Une reprise de contrôle sur le débat public dakarois
Le style adopté ces derniers jours par Ousmane Sonko contraste avec la prudence observée lors des premiers mois de son mandat. Le Premier ministre s’en prend ouvertement à une partie de la classe politique sénégalaise, mais aussi à des personnalités de la société civile, qu’il accuse de stratégies opaques. Cette approche, largement commentée dans les médias africains, vise à imposer son leadership médiatique et à réaffirmer son influence sur la coalition au pouvoir.
En priorité, le numéro deux de l’exécutif s’adresse à ses partisans. pastef, parti dissous puis réhabilité avant l’élection présidentielle, conserve une base militante solide, notamment dans les grandes villes et auprès des jeunes. En relançant un discours de rupture, Sonko cherche à renforcer sa légitimité, acquise lors des législatives de novembre 2024 qui ont confirmé la place centrale de son mouvement à l’Assemblée nationale.
Des proches du Premier ministre écartés des leviers de pouvoir
L’intervention d’Ousmane Sonko intervient dans un contexte marqué par des désillusions internes. Plusieurs de ses soutiens, considérés comme des piliers du projet pastef, n’ont pas obtenu les postes clés dans l’administration ou les postes stratégiques du gouvernement. Cette exclusion nourrit, en coulisses, un sentiment de dilution des promesses initiales au profit de compromis jugés trop accommodants avec les anciens équilibres politiques.

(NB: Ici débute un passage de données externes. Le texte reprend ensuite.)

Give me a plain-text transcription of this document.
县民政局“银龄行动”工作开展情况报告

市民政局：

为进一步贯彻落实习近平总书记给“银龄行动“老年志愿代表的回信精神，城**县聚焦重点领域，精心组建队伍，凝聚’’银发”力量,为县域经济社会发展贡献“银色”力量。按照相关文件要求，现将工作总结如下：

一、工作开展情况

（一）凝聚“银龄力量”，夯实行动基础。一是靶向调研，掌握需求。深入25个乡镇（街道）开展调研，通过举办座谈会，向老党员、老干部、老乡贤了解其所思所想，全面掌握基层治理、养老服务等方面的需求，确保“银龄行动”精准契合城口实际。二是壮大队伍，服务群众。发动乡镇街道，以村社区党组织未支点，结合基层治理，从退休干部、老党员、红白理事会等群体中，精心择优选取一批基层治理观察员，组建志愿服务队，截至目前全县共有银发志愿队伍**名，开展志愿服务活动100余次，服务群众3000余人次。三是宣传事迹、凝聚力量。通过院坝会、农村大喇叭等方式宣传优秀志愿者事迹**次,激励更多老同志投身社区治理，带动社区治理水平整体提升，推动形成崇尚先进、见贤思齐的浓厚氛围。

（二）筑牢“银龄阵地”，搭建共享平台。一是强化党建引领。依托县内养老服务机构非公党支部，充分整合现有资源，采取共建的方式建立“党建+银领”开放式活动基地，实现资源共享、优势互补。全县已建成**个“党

Les tensions restent discrètes, mais elles se ressentent. Certains cadres historiques du parti, discrets depuis l’avènement au pouvoir, voient leur influence s’amenuiser face à des profils techniques recrutés autour de la présidence. En s’adressant directement à ses militants, Sonko cherche à rappeler que l’ADN idéologique du pouvoir reste celui de pastef. Cette manœuvre vise autant à rassurer les membres déçus qu’à envoyer un message clair au palais présidentiel.
Un enjeu de leadership aux répercussions régionales
Au-delà des frontières sénégalaises, les tensions larvées entre la Primature et la présidence captent l’attention des chancelleries ouest-africaines. Le Sénégal, acteur clé de la stabilité sous-régionale, évolue dans un contexte marqué par les bouleversements au Sahel et la refonte de la CEDEAO. Une crise interne au sommet de l’État sénégalais pourrait impacter la médiation engagée avec les régimes militaires du Mali, du Burkina Faso et du Niger.
Pour les investisseurs et les partenaires financiers, la cohérence du tandem exécutif est un critère essentiel. Les discussions en cours avec le FMI sur la viabilité de la dette, après la révélation d’un état des finances publiques dégradé sous l’ère Macky Sall, nécessitent une communication unifiée de la part du gouvernement. Pourtant, les déclarations du Premier ministre, perçues comme une affirmation personnelle, risquent de brouiller le message officiel sur les réformes structurelles et la trajectoire fixée par le référentiel Sénégal 2050.
Cependant, Ousmane Sonko dispose d’atouts majeurs. Sa majorité parlementaire, son soutien populaire chez les moins de 30 ans et son contrôle sur l’appareil partisan lui offrent une marge de manœuvre exceptionnelle pour un chef de gouvernement. La question se pose désormais : cette offensive verbale annonce-t-elle un remaniement, un recentrage programmatique ou simplement une consolidation de l’autorité du Premier ministre sur sa propre formation politique ? Une chose est sûre : la séquence engagée par Sonko marque une étape décisive dans la vie politique sénégalaise.